The aforesaid results highlight the promising efficacy of venetoclax-based regimens, providing a rationale for further trials in NPM1-mutated AML. Current venetoclax-based regimens are mainly applied in elderly patients who are unfit for chemotherapy or young patients who are ineligible for standard induction therapy. More studies are required to expand the application of this approach, for example, to achieve greater overall survival in young patients.

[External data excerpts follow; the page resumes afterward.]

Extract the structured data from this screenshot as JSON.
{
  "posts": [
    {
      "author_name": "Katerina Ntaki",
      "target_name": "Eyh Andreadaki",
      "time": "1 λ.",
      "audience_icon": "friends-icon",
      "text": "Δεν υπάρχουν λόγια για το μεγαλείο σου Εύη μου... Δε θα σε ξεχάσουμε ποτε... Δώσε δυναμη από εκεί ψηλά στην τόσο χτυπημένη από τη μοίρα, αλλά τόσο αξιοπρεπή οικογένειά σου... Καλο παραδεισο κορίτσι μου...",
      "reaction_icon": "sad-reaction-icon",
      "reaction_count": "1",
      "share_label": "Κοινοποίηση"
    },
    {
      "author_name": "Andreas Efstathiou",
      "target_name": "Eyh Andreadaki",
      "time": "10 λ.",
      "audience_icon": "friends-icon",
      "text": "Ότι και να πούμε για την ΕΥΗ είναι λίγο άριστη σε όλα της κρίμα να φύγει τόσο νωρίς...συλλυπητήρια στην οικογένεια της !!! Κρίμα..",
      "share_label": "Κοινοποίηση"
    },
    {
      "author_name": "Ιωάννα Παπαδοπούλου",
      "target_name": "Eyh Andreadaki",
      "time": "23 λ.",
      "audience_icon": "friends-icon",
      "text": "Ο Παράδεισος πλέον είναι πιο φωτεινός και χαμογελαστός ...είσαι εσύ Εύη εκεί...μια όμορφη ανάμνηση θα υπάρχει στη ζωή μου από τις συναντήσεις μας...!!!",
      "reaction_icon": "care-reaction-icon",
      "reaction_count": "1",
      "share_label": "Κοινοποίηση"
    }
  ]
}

Furthermore, future researches should concentrate on optimizing the venetoclax-based therapies and overcoming venetoclax resistance.
Menin inhibitors
NPM1-mutated AML cells are characterized by high expression of HOXA and HOXB clusters, which are necessary for the maintenance of the leukemic state (48). Histone modifiers MLL1 and DOT1L control HOX and FLT3 expression and differentiation in NPM1-mutated AML (49). Combinatorial inhibition of menin-MLL1 and DOT1L showed synergistic activity against primary AML cells in this study. Another preclinical result also indicated that inhibition of menin-MLL1 reversed leukemic development of NPM1-mutated AML mice models (50). It was reported that menin-MLL1 inhibition combined with venetoclax demonstrated anti-leukemia activity in primary NPM1-mutated AML samples (51). It seems that targeting menin could be a therapeutic strategy in NPM1-mutated AML.

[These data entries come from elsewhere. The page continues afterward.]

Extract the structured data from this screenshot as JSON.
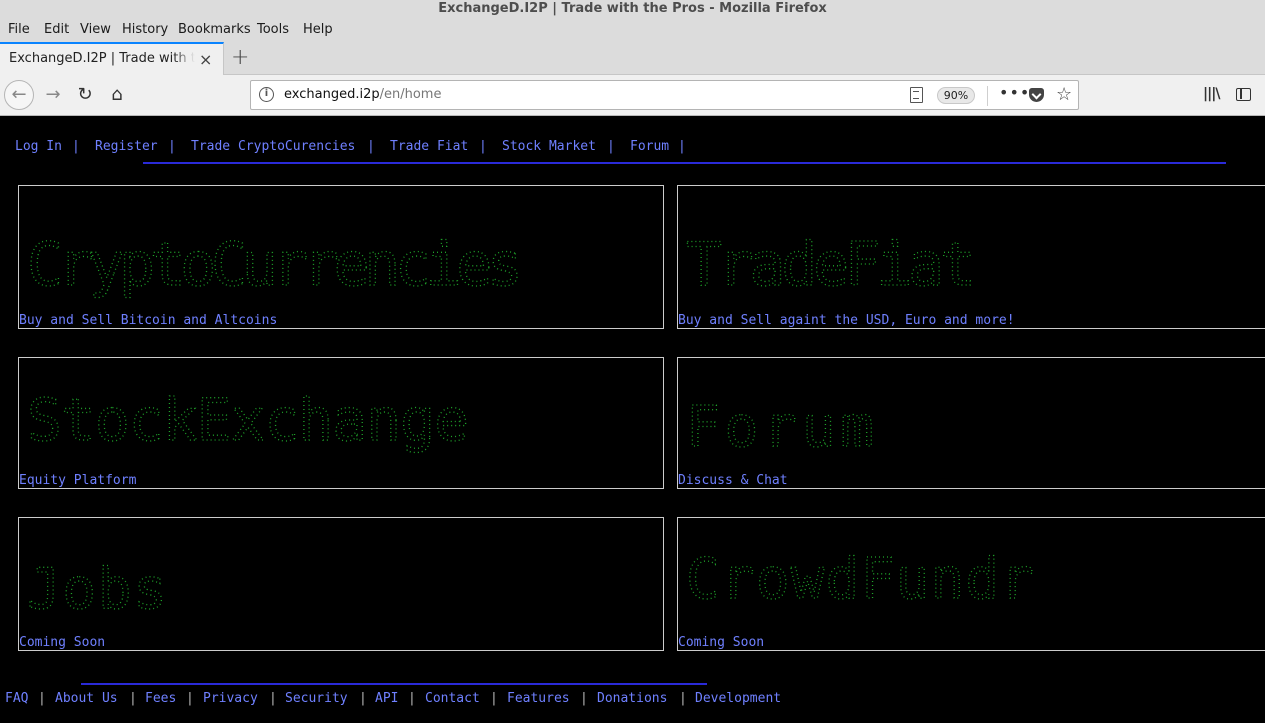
{
  "window": {
    "title": "ExchangeD.I2P | Trade with the Pros - Mozilla Firefox"
  },
  "menu": [
    "File",
    "Edit",
    "View",
    "History",
    "Bookmarks",
    "Tools",
    "Help"
  ],
  "tab": {
    "title": "ExchangeD.I2P | Trade with the Pros",
    "close": "×",
    "new": "+"
  },
  "toolbar": {
    "url_host": "exchanged.i2p",
    "url_path": "/en/home",
    "zoom": "90%",
    "more": "•••",
    "star": "☆",
    "library": "|||\\",
    "back": "←",
    "forward": "→",
    "reload": "↻",
    "home": "⌂",
    "info": "i"
  },
  "nav": {
    "items": [
      "Log In",
      "Register",
      "Trade CryptoCurencies",
      "Trade Fiat",
      "Stock Market",
      "Forum"
    ],
    "separator": "|"
  },
  "cards": [
    {
      "id": "crypto",
      "caption": "Buy and Sell Bitcoin and Altcoins",
      "art_text": "CryptoCurrencies"
    },
    {
      "id": "fiat",
      "caption": "Buy and Sell againt the USD, Euro and more!",
      "art_text": "TradeFiat"
    },
    {
      "id": "stock",
      "caption": "Equity Platform",
      "art_text": "StockExchange"
    },
    {
      "id": "forum",
      "caption": "Discuss & Chat",
      "art_text": "Forum"
    },
    {
      "id": "jobs",
      "caption": "Coming Soon",
      "art_text": "Jobs"
    },
    {
      "id": "crowd",
      "caption": "Coming Soon",
      "art_text": "CrowdFundr"
    }
  ],
  "footer": {
    "items": [
      "FAQ",
      "About Us",
      "Fees",
      "Privacy",
      "Security",
      "API",
      "Contact",
      "Features",
      "Donations",
      "Development"
    ],
    "separator": "|"
  },
  "colors": {
    "link": "#6f80ff",
    "art": "#1fa32a",
    "rule": "#2a2ad8",
    "background": "#000000"
  }
}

FLT3-ITD often co-exists with mutated NPM1, accounting for approximately 40% of NPM1-mutated AML. Combining menin inhibitors with FLT3 inhibitors induced synergistic inhibition of proliferation and enhanced apoptosis in AML blasts (52). The combination of menin and FLT3 inhibitors significantly reduced leukemia burden and induced the long-term remissions in a PDX model with both NPM1 and FLT3-ITD mutations (53). Since XPO1 inhibition potently downregulate HOX expression in NPM1-mutated AML, the combination of menin and XPO1 inhibitors appeals as a rational therapeutic option in NPM1-mutated AML (48).
Several clinical studies are recruiting to assess the safety and efficacy of menin inhibitors such as SNDX-5613 and KO-539 on leukemia with MLL-rearrangement or NPM1 mutation (NCT04067336, NCT04065399, NCT04811560, NCT04752163, Table 2). Early results demonstrated tolerance and biologic activity of KO-539 (54). This phase 1/2A study evaluated clinical activity in 6 R/R AML patients and KO-539 induced CR in two patients. One patient achieved MRD-negative CR, who had AML with NPM1, DNMT3A, and KMT2D mutations and received KO-539 at 200 mg daily as the eighth line of treatment. SNDX-5613 exhibited safety and promising antileukemic activity in R/R MLL-rearrangement and NPM1-mutated AML in preliminary results (55). As of data cutoff on October 18, 2021, the overall response rate in 13 NPM1-mutated AML patients was 38%. The most common side effects included prolonged QTc, nausea, vomiting and differentiation syndrome.
XPO1 inhibitors
Exportin 1 (XPO1) is a nuclear exporter implicated in the export of proteins and RNAs (56). NPM1 mutation results in the increased nuclear export ability of mutated NPM1 (10, 11). XPO1 inhibitors can relocate mutated NPM1 to the nucleus. However, XPO1 inhibitors are not NPM1-specific and also inhibit nuclear export of other proteins such as TP53 and P21.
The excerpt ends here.